Литмир - Электронная Библиотека

«Видела? — спрашивает у матери. — Давай мне платок или мех какой негодящий, унесу я от твоего дома беду, закопаю в поле у дуба. Не то высушит, высосет всю кровь твою, все соки змея подколодная. Это не простая змея. Мужик твой любовницу завел, зачаровала она его, а тебя со свету сводит. Мужик твой придет — молчи, тебе же лучше. А мне хочешь верь, хочешь не верь. Но хорошо, что ты на меня напала. Я цыганка честная. И не цыганка я, а молдаванка».

В мешок — и понесла сало. А тут отец. Мать в слезы: любовницу завел. Рассказала ему все. Отец догнал цыганку, отобрал сало, а мать через месяц померла.
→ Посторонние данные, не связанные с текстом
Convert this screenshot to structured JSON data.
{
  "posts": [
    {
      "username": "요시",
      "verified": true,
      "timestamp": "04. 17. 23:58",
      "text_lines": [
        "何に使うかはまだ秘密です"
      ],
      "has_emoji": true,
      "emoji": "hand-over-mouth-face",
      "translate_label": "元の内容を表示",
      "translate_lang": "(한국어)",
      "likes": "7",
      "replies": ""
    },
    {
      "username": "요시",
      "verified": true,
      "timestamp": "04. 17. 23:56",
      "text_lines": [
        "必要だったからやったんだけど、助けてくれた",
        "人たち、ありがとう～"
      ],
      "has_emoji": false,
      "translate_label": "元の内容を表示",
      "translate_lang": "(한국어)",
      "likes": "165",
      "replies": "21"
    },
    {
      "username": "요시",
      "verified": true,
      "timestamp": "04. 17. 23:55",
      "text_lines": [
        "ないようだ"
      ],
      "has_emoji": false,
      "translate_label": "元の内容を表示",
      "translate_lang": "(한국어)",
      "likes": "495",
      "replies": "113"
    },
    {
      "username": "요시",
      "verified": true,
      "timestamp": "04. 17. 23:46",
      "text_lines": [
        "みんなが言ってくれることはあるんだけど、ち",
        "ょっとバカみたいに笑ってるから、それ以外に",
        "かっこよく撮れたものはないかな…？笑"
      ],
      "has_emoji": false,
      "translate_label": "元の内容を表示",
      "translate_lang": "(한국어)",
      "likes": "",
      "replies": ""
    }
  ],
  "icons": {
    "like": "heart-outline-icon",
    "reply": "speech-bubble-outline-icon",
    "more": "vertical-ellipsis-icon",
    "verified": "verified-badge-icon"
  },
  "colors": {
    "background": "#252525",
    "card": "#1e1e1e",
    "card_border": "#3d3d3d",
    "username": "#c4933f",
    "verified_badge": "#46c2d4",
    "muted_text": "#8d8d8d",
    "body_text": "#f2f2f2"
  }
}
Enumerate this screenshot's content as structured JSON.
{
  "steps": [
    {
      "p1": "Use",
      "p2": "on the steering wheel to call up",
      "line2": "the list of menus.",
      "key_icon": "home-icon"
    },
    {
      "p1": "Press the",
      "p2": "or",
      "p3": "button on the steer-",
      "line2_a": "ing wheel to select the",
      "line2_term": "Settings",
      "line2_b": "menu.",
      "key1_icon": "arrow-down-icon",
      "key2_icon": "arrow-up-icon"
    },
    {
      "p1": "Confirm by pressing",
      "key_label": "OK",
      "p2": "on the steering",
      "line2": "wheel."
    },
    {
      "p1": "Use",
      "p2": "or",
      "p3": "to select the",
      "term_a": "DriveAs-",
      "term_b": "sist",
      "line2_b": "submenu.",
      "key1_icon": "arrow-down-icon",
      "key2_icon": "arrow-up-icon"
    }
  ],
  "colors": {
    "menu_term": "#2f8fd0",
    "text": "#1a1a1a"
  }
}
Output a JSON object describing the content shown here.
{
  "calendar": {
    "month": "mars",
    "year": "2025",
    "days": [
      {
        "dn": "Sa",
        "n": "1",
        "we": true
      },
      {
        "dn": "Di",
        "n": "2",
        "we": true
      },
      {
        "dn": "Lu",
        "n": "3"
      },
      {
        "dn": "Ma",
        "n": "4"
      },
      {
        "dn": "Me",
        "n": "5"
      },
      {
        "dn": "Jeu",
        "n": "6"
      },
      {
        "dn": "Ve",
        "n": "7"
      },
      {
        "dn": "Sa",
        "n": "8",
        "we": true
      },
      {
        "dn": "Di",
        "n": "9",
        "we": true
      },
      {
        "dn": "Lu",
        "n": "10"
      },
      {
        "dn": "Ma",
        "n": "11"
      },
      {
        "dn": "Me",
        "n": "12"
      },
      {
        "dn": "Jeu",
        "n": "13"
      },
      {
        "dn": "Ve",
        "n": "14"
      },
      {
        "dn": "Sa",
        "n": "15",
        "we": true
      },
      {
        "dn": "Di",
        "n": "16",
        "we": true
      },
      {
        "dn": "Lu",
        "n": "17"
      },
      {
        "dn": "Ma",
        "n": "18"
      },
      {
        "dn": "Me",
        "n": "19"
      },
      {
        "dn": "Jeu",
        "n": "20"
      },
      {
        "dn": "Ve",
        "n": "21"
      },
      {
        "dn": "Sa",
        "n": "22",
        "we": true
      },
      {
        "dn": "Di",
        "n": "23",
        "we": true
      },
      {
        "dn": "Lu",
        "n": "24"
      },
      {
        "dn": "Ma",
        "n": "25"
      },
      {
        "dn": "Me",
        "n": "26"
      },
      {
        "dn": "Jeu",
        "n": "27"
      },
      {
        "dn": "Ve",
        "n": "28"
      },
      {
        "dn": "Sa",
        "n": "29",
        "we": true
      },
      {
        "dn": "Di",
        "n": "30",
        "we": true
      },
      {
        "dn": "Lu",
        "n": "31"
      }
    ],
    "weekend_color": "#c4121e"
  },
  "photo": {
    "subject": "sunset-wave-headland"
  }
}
Вот и все...

— Темная ты, — сказала Симочка.

— А ты светлая. Только почему мы лежим рядом? — огрызнулась Маруська.

— Дура. Вот скажите ей, Нина Петровна, дура? Деревенская притом.

— Не трогай ты ее и не обзывайся. Некрасиво! — прикрикнула на Симочку Нина Петровна.

— В Туле все умные, — вздохнула Маруська, ободренная сочувствием.

— А ты Тулу-то не трожь, не лапай, слышь?.. Вы что, ей верите, да? Тому, что она дурочкой прикидывается? И в гадание верите?

— Не верю я, но гадала. В молодости, когда тоже дурой была. — Нина Петровна оторвалась от подушек, села в кровати. — О-о-о-ох, девочки, — качнула заплетенной на вдовий манер в корону тяжелой русой косой. И Тамара подивилась перемене, происшедшей в этой женщине. В зале, когда надо было приглядывать за всеми, она со своей нелепой в этом заведении короной, в сереньком самошитом костюмчике была мымра мымрой. Серо, как мышь, поглядывала на ребят, будто все время ждала от них пакостей. В спальне превратилась в знающую дело, но уже вздохнувшую с облегчением воспитательницу. А сейчас на кровати сидела тоскующая и возбужденная, очень красивая женщина. Исхудалое, чуть скуластое лицо загорелось лихорадочным румянцем. Подсвеченные им, ожили, засверкали добрые серые глаза. И нелепая корона оживила и одухотворила белый неуют казенной детприемниковской спальни.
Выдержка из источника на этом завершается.